À l’occasion de la sortie de ce nouvel album très attendu par les fans, c’est avec Andi Deris cette-fois ci que nous avons pu discuter. Plus cartésien et scientifique que son comparse Michael Kiske, il détaille le lien qui unit les deux chanteurs, sa propre approche de la spiritualité ainsi que les processus de création de certaines chansons. Un entretien plein de sens qui vient répondre pleinement à certaines questions qui restaient encore en suspens.

« S’il y a de la tension, ça peut être un moteur, mais je pense qu’il faut que tout le monde soit de bonne humeur [rires]. Les tensions sont toujours sur le fil ; il y a toujours un risque de basculer d’un côté ou de l’autre, et que ça devienne idiot. Ca demande de l’expérience, de se connaître et de la confiance. »

Radio Metal : Giants & Monsters est le deuxième album de cette incarnation du groupe. Avec le premier, vous étiez dans une phase de découverte – ou redécouverte – créative. Comment ça s’est-il passé cette fois-ci ? Avez-vous tiré des leçons de la première expérience ? Y a-t-il eu des différences notables dans le processus, votre approche ou votre manière d’interagir ?

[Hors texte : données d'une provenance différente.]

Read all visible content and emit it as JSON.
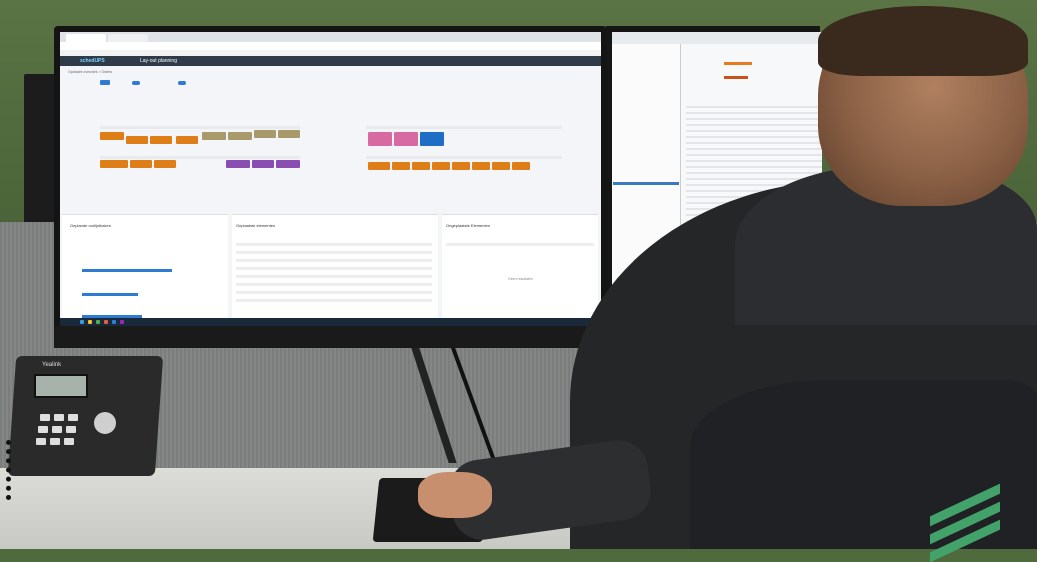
{
  "screen1": {
    "app_logo": "schedUPS",
    "page_title": "Lay-out planning",
    "breadcrumb": "Opdracht overzicht > Orders",
    "panel_left_title": "Geplande oorlijsthaken",
    "panel_mid_title": "Geplaatste elementen",
    "panel_right_title": "Ongeplaatste Elementen",
    "empty_text": "Geen resultaten",
    "colors": {
      "orange": "#de7e18",
      "tan": "#a99a6b",
      "purple": "#8a4db1",
      "pink": "#d76aa0",
      "blue": "#1d6ec4",
      "appbar": "#2f3b49"
    }
  },
  "phone_brand": "Yealink"
}
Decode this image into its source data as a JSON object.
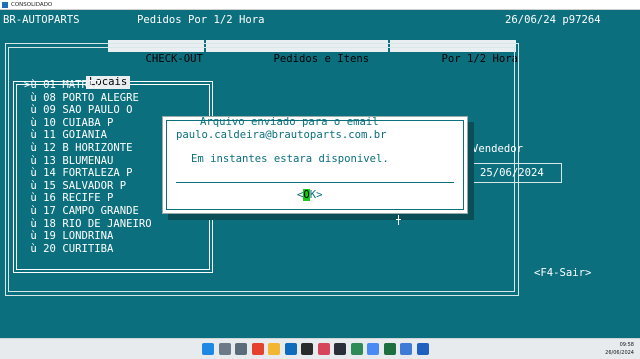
{
  "window": {
    "title": "CONSOLIDADO"
  },
  "header": {
    "app_name": "BR-AUTOPARTS",
    "report": "Pedidos Por 1/2 Hora",
    "date_user": "26/06/24 p97264"
  },
  "tabs": {
    "checkout": "CHECK-OUT",
    "pedidos_itens": "Pedidos e Itens",
    "por_meia_hora": "Por 1/2 Hora"
  },
  "locais": {
    "title": "Locais",
    "items": [
      {
        "prefix": ">ù",
        "code": "01",
        "name": "MATRIZ"
      },
      {
        "prefix": " ù",
        "code": "08",
        "name": "PORTO ALEGRE"
      },
      {
        "prefix": " ù",
        "code": "09",
        "name": "SAO PAULO O"
      },
      {
        "prefix": " ù",
        "code": "10",
        "name": "CUIABA P"
      },
      {
        "prefix": " ù",
        "code": "11",
        "name": "GOIANIA"
      },
      {
        "prefix": " ù",
        "code": "12",
        "name": "B HORIZONTE"
      },
      {
        "prefix": " ù",
        "code": "13",
        "name": "BLUMENAU"
      },
      {
        "prefix": " ù",
        "code": "14",
        "name": "FORTALEZA P"
      },
      {
        "prefix": " ù",
        "code": "15",
        "name": "SALVADOR P"
      },
      {
        "prefix": " ù",
        "code": "16",
        "name": "RECIFE P"
      },
      {
        "prefix": " ù",
        "code": "17",
        "name": "CAMPO GRANDE"
      },
      {
        "prefix": " ù",
        "code": "18",
        "name": "RIO DE JANEIRO"
      },
      {
        "prefix": " ù",
        "code": "19",
        "name": "LONDRINA"
      },
      {
        "prefix": " ù",
        "code": "20",
        "name": "CURITIBA"
      }
    ]
  },
  "right_panel": {
    "vendedor_label": "Vendedor",
    "date": "25/06/2024"
  },
  "footer": {
    "f4_label": "<F4-Sair>"
  },
  "dialog": {
    "line1": "Arquivo enviado para o email",
    "line2": "paulo.caldeira@brautoparts.com.br",
    "line3": "Em instantes estara disponivel.",
    "ok_left": "<",
    "ok_hl": "O",
    "ok_rest": "K>"
  },
  "taskbar": {
    "time": "09:58",
    "date": "26/06/2024",
    "icons": [
      {
        "name": "windows-start-icon",
        "color": "#1e88e5"
      },
      {
        "name": "search-icon",
        "color": "#6b7a86"
      },
      {
        "name": "task-view-icon",
        "color": "#5a6c7a"
      },
      {
        "name": "chrome-icon",
        "color": "#e4412f"
      },
      {
        "name": "file-explorer-icon",
        "color": "#f2b632"
      },
      {
        "name": "outlook-icon",
        "color": "#0f6cbd"
      },
      {
        "name": "terminal-app-icon",
        "color": "#2b2b2b"
      },
      {
        "name": "media-player-icon",
        "color": "#d6455a"
      },
      {
        "name": "teams-icon",
        "color": "#2b2f3a"
      },
      {
        "name": "shield-icon",
        "color": "#2e8b57"
      },
      {
        "name": "chrome-profile-icon",
        "color": "#4a8af4"
      },
      {
        "name": "excel-icon",
        "color": "#1d6f42"
      },
      {
        "name": "notes-icon",
        "color": "#3d7bd6"
      },
      {
        "name": "store-icon",
        "color": "#1f5fbf"
      }
    ]
  }
}
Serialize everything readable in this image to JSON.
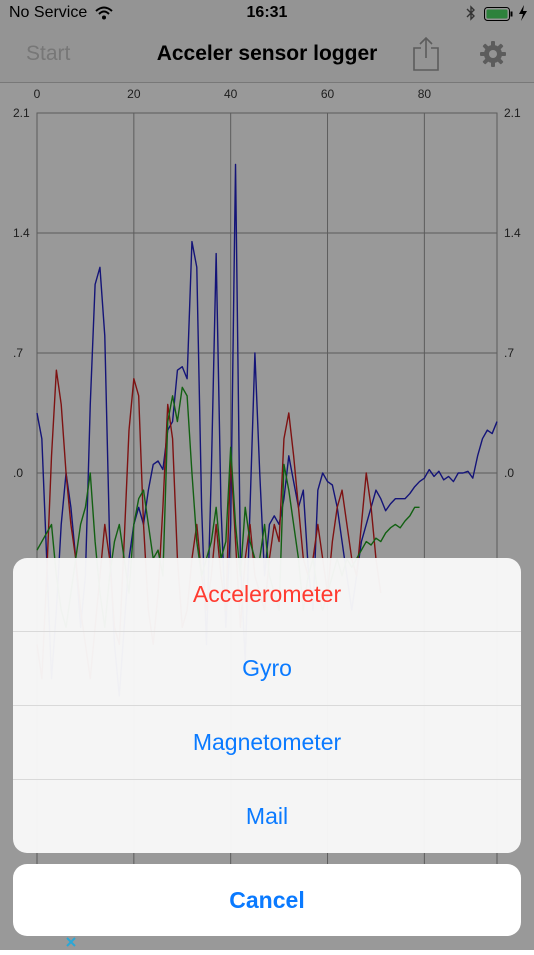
{
  "status_bar": {
    "carrier": "No Service",
    "time": "16:31"
  },
  "nav": {
    "left_button": "Start",
    "title": "Acceler sensor logger",
    "share_icon": "share-icon",
    "settings_icon": "gear-icon"
  },
  "chart_data": {
    "type": "line",
    "x_ticks": [
      "0",
      "20",
      "40",
      "60",
      "80"
    ],
    "y_ticks": [
      "2.1",
      "1.4",
      ".7",
      ".0"
    ],
    "xlim": [
      0,
      95
    ],
    "ylim": [
      -2.1,
      2.1
    ],
    "colors": [
      "#2222c8",
      "#d21e1e",
      "#1ea01e"
    ],
    "series": [
      {
        "values": [
          0.35,
          0.2,
          -0.5,
          -1.2,
          -0.8,
          -0.3,
          0.0,
          -0.2,
          -0.5,
          -0.9,
          -0.6,
          0.4,
          1.1,
          1.2,
          0.8,
          -0.4,
          -1.0,
          -1.3,
          -0.9,
          -0.5,
          -0.3,
          -0.2,
          -0.3,
          -0.1,
          0.05,
          0.07,
          0.02,
          0.25,
          0.3,
          0.6,
          0.62,
          0.55,
          1.35,
          1.2,
          -0.2,
          -1.0,
          0.0,
          1.28,
          -0.2,
          -0.9,
          -0.3,
          1.8,
          -0.5,
          -1.1,
          -0.2,
          0.7,
          0.0,
          -0.6,
          -0.3,
          -0.25,
          -0.3,
          -0.15,
          0.1,
          -0.05,
          -0.2,
          -0.1,
          -0.55,
          -0.8,
          -0.1,
          0.0,
          -0.05,
          -0.07,
          -0.2,
          -0.4,
          -0.6,
          -0.8,
          -0.6,
          -0.4,
          -0.3,
          -0.2,
          -0.1,
          -0.15,
          -0.22,
          -0.18,
          -0.15,
          -0.15,
          -0.15,
          -0.12,
          -0.08,
          -0.05,
          -0.03,
          0.02,
          -0.02,
          0.01,
          -0.04,
          -0.02,
          -0.05,
          0.0,
          0.0,
          0.01,
          -0.03,
          0.1,
          0.2,
          0.25,
          0.23,
          0.3
        ]
      },
      {
        "values": [
          -1.0,
          -1.2,
          -0.6,
          0.1,
          0.6,
          0.4,
          0.0,
          -0.3,
          -0.5,
          -0.8,
          -1.0,
          -1.2,
          -0.9,
          -0.6,
          -0.3,
          -0.5,
          -0.9,
          -1.0,
          -0.4,
          0.25,
          0.55,
          0.45,
          -0.3,
          -0.8,
          -1.0,
          -0.7,
          -0.2,
          0.4,
          0.2,
          -0.5,
          -0.9,
          -0.8,
          -0.5,
          -0.3,
          -0.6,
          -0.8,
          -0.6,
          -0.3,
          -0.6,
          -0.8,
          0.1,
          -0.4,
          -0.9,
          -0.5,
          -0.3,
          -0.6,
          -0.7,
          -0.8,
          -0.5,
          -0.3,
          -0.4,
          0.2,
          0.35,
          0.1,
          -0.2,
          -0.5,
          -0.6,
          -0.5,
          -0.3,
          -0.5,
          -0.7,
          -0.4,
          -0.2,
          -0.1,
          -0.3,
          -0.5,
          -0.6,
          -0.3,
          0.0,
          -0.2,
          -0.5,
          -0.7
        ]
      },
      {
        "values": [
          -0.45,
          -0.4,
          -0.35,
          -0.3,
          -0.6,
          -0.8,
          -0.9,
          -0.7,
          -0.5,
          -0.3,
          -0.2,
          0.0,
          -0.4,
          -0.7,
          -0.9,
          -0.6,
          -0.4,
          -0.3,
          -0.5,
          -0.7,
          -0.3,
          -0.15,
          -0.1,
          -0.3,
          -0.5,
          -0.45,
          -0.6,
          0.3,
          0.45,
          0.3,
          0.5,
          0.45,
          0.0,
          -0.4,
          -0.6,
          -0.5,
          -0.4,
          -0.2,
          -0.5,
          -0.4,
          0.15,
          -0.3,
          -0.6,
          -0.2,
          -0.4,
          -0.5,
          -0.5,
          -0.3,
          -0.6,
          -0.7,
          -0.8,
          0.05,
          -0.1,
          -0.3,
          -0.5,
          -0.8,
          -0.6,
          -0.5,
          -0.7,
          -0.8,
          -0.7,
          -0.6,
          -0.5,
          -0.6,
          -0.5,
          -0.55,
          -0.5,
          -0.45,
          -0.4,
          -0.42,
          -0.38,
          -0.4,
          -0.35,
          -0.32,
          -0.3,
          -0.32,
          -0.28,
          -0.25,
          -0.2,
          -0.2
        ]
      }
    ]
  },
  "sheet": {
    "items": [
      {
        "label": "Accelerometer"
      },
      {
        "label": "Gyro"
      },
      {
        "label": "Magnetometer"
      },
      {
        "label": "Mail"
      }
    ],
    "cancel": "Cancel"
  }
}
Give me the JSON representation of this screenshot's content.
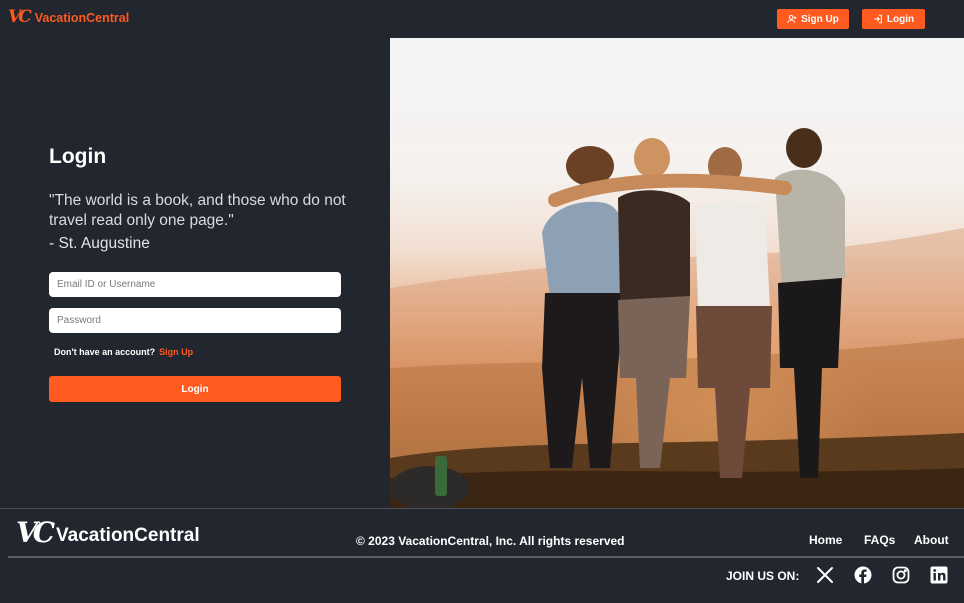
{
  "header": {
    "logo_mark": "VC",
    "brand_name": "VacationCentral",
    "signup_label": "Sign Up",
    "login_label": "Login"
  },
  "login": {
    "title": "Login",
    "quote": "\"The world is a book, and those who do not travel read only one page.\"",
    "author": "- St. Augustine",
    "email_placeholder": "Email ID or Username",
    "password_placeholder": "Password",
    "no_account_text": "Don't have an account?",
    "signup_link": "Sign Up",
    "submit_label": "Login"
  },
  "footer": {
    "logo_mark": "VC",
    "brand_name": "VacationCentral",
    "copyright": "© 2023 VacationCentral, Inc. All rights reserved",
    "links": [
      "Home",
      "FAQs",
      "About"
    ],
    "join_label": "JOIN US ON:",
    "social_icons": [
      "x-icon",
      "facebook-icon",
      "instagram-icon",
      "linkedin-icon"
    ]
  },
  "colors": {
    "accent": "#ff5a1f",
    "background": "#22262e"
  }
}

Andi Deris (chant) : La plus grande leçon que nous avons apprise, Michael Kiske et moi – les chanteurs –, c’est que la dernière fois, nous avions passé plus de temps en studio à discuter de qui chante quoi plutôt qu’à chanter réellement. Cette fois, nous nous sommes dit que nous gagnerions probablement beaucoup de temps si nous chantions tout – Michael chante toutes les chansons, je chante toutes les chansons – et que nous laissions les producteurs faire leur boulot [rires]. Au final, ça s’est passé comme prévu : nous avons économisé au moins trois ou quatre jours que nous avions perdus la fois précédente, rien qu’en discussions. D’où notre décision : cette fois, nous ne discutons pas, nous chantons, et les producteurs font leurs coupes et leurs arrangements, puis ils nous font écouter à la fin.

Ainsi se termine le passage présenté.